Platelets have storage capacity: Platelets, derived from megakaryocytes in the bone marrow, are crucial components of blood, playing a vital role in hemostasis. They are small, anucleate, discoid-shaped cells containing cytoplasmic granules packed with biologically active proteins essential for their function.

In drug delivery applications, platelets can be loaded with therapeutic proteins to act as circulating reservoirs. Studies have demonstrated various strategies for utilizing platelets in drug delivery. For instance, platelets can deliver coagulation factors directly to sites of vascular injury, enhancing thrombogenesis and facilitating localized drug release.(PMID: 33096949)

Leukocytes: Leukocytes, compared to other blood cells, exhibit unique characteristics that make them promising candidates for drug delivery. Utilizing leukocytes as carriers for drug delivery capitalizes on their biocompatibility and biological functions to prolong the drugs’ lifespan in vivo and target inflammatory tissues for site-specific delivery. Both small molecule and macromolecular therapeutics can be encapsulated within leukocytes via passive diffusion. (PMID: 33096949)

Neutrophils: Neutrophils exhibit several novel properties that make them promising carriers for delivering nanotherapeutics:

1. Neutrophils are the first responders at sites of infection or inflammation, producing cytokines to recruit other immune cells before being cleared within a few days.
2. Despite their short lifespan in circulation, neutrophils are the most abundant cells during acute inflammation compared to monocytes/macrophages, facilitating rapid drug delivery.
3. In response to inflammation, neutrophil numbers can increase by a hundredfold or more in a short period, making them attractive targets for enhancing therapeutic efficacy.

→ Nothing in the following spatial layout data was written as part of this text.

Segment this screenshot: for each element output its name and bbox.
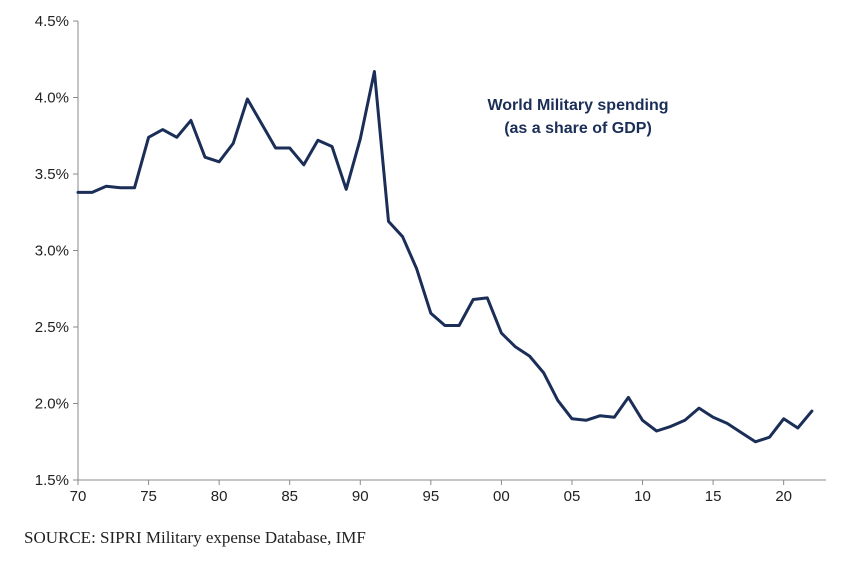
y-tick-label: 1.5% — [35, 472, 69, 489]
x-tick-label: 80 — [211, 488, 228, 505]
x-tick-label: 95 — [422, 488, 439, 505]
series-line — [76, 70, 814, 444]
x-tick-label: 05 — [564, 488, 581, 505]
source-note: SOURCE: SIPRI Military expense Database,… — [24, 528, 366, 547]
y-tick-label: 3.0% — [35, 243, 69, 260]
x-tick-label: 15 — [705, 488, 722, 505]
y-tick-label: 2.0% — [35, 396, 69, 413]
y-tick-label: 4.5% — [35, 13, 69, 30]
series-layer — [76, 70, 814, 444]
x-axis: 70 75 80 85 90 95 00 05 10 15 20 — [70, 479, 826, 505]
chart-subtitle: (as a share of GDP) — [504, 120, 652, 137]
x-tick-label: 90 — [352, 488, 369, 505]
x-tick-label: 10 — [634, 488, 651, 505]
x-tick-label: 20 — [775, 488, 792, 505]
x-tick-label: 85 — [281, 488, 298, 505]
chart-title: World Military spending — [487, 97, 668, 114]
x-tick-label: 75 — [140, 488, 157, 505]
y-axis: 1.5% 2.0% 2.5% 3.0% 3.5% 4.0% 4.5% — [35, 13, 79, 489]
x-tick-label: 00 — [493, 488, 510, 505]
y-tick-label: 4.0% — [35, 90, 69, 107]
y-tick-label: 3.5% — [35, 166, 69, 183]
y-tick-label: 2.5% — [35, 319, 69, 336]
x-tick-label: 70 — [70, 488, 87, 505]
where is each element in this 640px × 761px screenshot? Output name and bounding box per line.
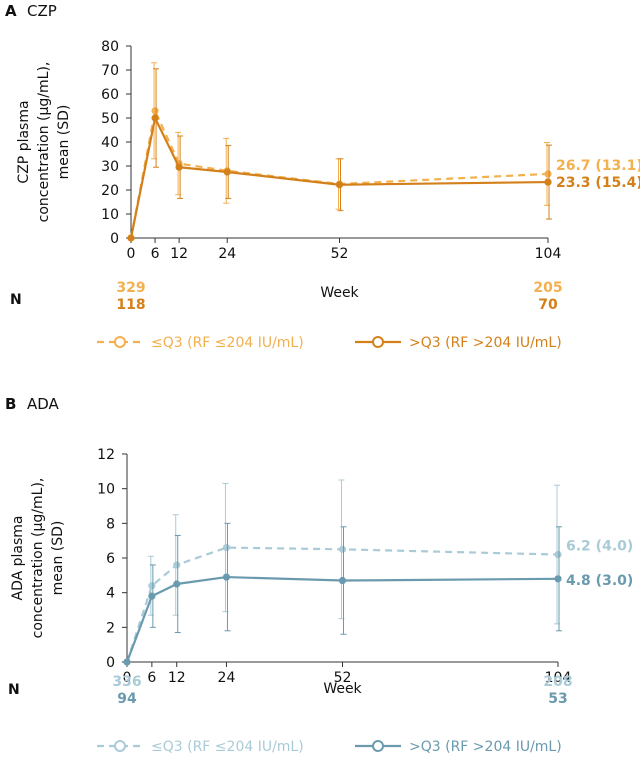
panel-title: CZP <box>27 2 57 20</box>
series-solid: 4.8 (3.0) <box>123 522 633 666</box>
y-axis-label: concentration (µg/mL), <box>36 62 52 223</box>
x-tick-label: 0 <box>127 246 136 262</box>
n-value: 205 <box>533 280 562 296</box>
legend-marker <box>114 740 126 752</box>
x-tick-label: 0 <box>123 670 132 686</box>
series-line <box>125 546 559 663</box>
y-axis-label: mean (SD) <box>50 521 66 596</box>
legend-marker <box>114 336 126 348</box>
y-axis-label: CZP plasma <box>16 100 32 183</box>
data-point <box>222 544 231 552</box>
data-point <box>222 573 231 581</box>
y-tick-label: 12 <box>97 447 115 463</box>
y-tick-label: 2 <box>106 620 115 636</box>
n-value: 70 <box>538 297 558 313</box>
x-tick-label: 24 <box>218 246 236 262</box>
y-tick-label: 4 <box>106 586 115 602</box>
data-point <box>554 575 562 583</box>
n-value: 336 <box>112 674 141 690</box>
y-tick-label: 8 <box>106 516 115 532</box>
n-value: 329 <box>116 280 145 296</box>
data-point <box>338 545 347 553</box>
y-tick-label: 0 <box>110 231 119 247</box>
data-point <box>148 582 156 590</box>
legend-label: >Q3 (RF >204 IU/mL) <box>409 335 562 351</box>
series-dashed: 26.7 (13.1) <box>127 62 640 242</box>
data-point <box>554 550 562 559</box>
legend-entry: >Q3 (RF >204 IU/mL) <box>355 739 562 755</box>
x-tick-label: 6 <box>151 246 160 262</box>
y-tick-label: 10 <box>97 482 115 498</box>
y-axis-label: concentration (µg/mL), <box>30 478 46 639</box>
data-point <box>173 580 181 588</box>
x-tick-label: 52 <box>331 246 349 262</box>
chart-panel-b: B ADA ADA plasma concentration (µg/mL), mean… <box>5 395 633 755</box>
x-tick-label: 12 <box>170 246 188 262</box>
data-point <box>223 168 231 176</box>
end-value-label: 26.7 (13.1) <box>556 158 640 174</box>
x-tick-label: 104 <box>545 670 572 686</box>
legend-entry: ≤Q3 (RF ≤204 IU/mL) <box>97 335 304 351</box>
x-tick-label: 52 <box>334 670 352 686</box>
series-line <box>129 107 549 239</box>
legend-label: ≤Q3 (RF ≤204 IU/mL) <box>151 335 304 351</box>
n-value: 208 <box>543 674 572 690</box>
y-tick-label: 40 <box>101 135 119 151</box>
legend-entry: ≤Q3 (RF ≤204 IU/mL) <box>97 739 304 755</box>
series-dashed: 6.2 (4.0) <box>123 479 633 666</box>
y-tick-label: 20 <box>101 183 119 199</box>
x-axis-label: Week <box>323 681 362 697</box>
data-point <box>544 170 552 178</box>
x-axis-label: Week <box>320 285 359 301</box>
y-tick-label: 10 <box>101 207 119 223</box>
y-tick-label: 80 <box>101 39 119 55</box>
y-axis-label: ADA plasma <box>10 515 26 600</box>
series-line <box>125 575 559 663</box>
n-value: 53 <box>548 691 567 707</box>
legend-label: >Q3 (RF >204 IU/mL) <box>409 739 562 755</box>
panel-letter: B <box>5 395 16 413</box>
data-point <box>175 163 183 171</box>
n-row-label: N <box>10 292 22 308</box>
data-point <box>148 592 156 600</box>
data-point <box>123 658 131 666</box>
x-tick-label: 12 <box>168 670 186 686</box>
n-row-label: N <box>8 682 20 698</box>
y-tick-label: 6 <box>106 551 115 567</box>
y-tick-label: 70 <box>101 63 119 79</box>
data-point <box>335 181 344 189</box>
end-value-label: 23.3 (15.4) <box>556 175 640 191</box>
n-value: 118 <box>116 297 145 313</box>
series-line <box>129 114 549 239</box>
y-tick-label: 30 <box>101 159 119 175</box>
data-point <box>338 576 347 585</box>
legend-marker <box>372 336 384 348</box>
legend-entry: >Q3 (RF >204 IU/mL) <box>355 335 562 351</box>
x-tick-label: 104 <box>535 246 562 262</box>
data-point <box>127 234 135 242</box>
y-tick-label: 60 <box>101 87 119 103</box>
end-value-label: 4.8 (3.0) <box>566 573 633 589</box>
legend-label: ≤Q3 (RF ≤204 IU/mL) <box>151 739 304 755</box>
x-tick-label: 24 <box>218 670 236 686</box>
data-point <box>151 107 159 115</box>
data-point <box>544 178 552 186</box>
end-value-label: 6.2 (4.0) <box>566 539 633 555</box>
y-tick-label: 50 <box>101 111 119 127</box>
data-point <box>173 561 181 569</box>
n-value: 94 <box>117 691 137 707</box>
panel-letter: A <box>5 2 17 20</box>
chart-panel-a: A CZP CZP plasma concentration (µg/mL), mean… <box>5 2 640 351</box>
x-tick-label: 6 <box>147 670 156 686</box>
data-point <box>151 114 159 122</box>
series-solid: 23.3 (15.4) <box>127 68 640 242</box>
panel-title: ADA <box>27 395 60 413</box>
y-tick-label: 0 <box>106 655 115 671</box>
legend-marker <box>372 740 384 752</box>
y-axis-label: mean (SD) <box>56 105 72 180</box>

Neutrophils’ capability to traverse the vascular barrier into tissues makes them excellent vectors for transporting nanoparticles. proposed a method for delivering nanotherapeutic drugs to deep tissues through the neutrophil transmigration pathway. (PMID: 33096949)

Conclusion 

Immortalized cell lines provide a continuous resource for repeated assays, while DTCs and primary cells closely mimic in vivo conditions, making them valuable for biomarker discovery and drug screening. Immune cells play crucial roles in disease research and immunotoxicity evaluation, while culture models offer a more accurate representation of clinical environments. By understanding the characteristics and applications of different cell types, researchers can effectively utilize these tools to advance drug research and develop innovative therapeutic strategies.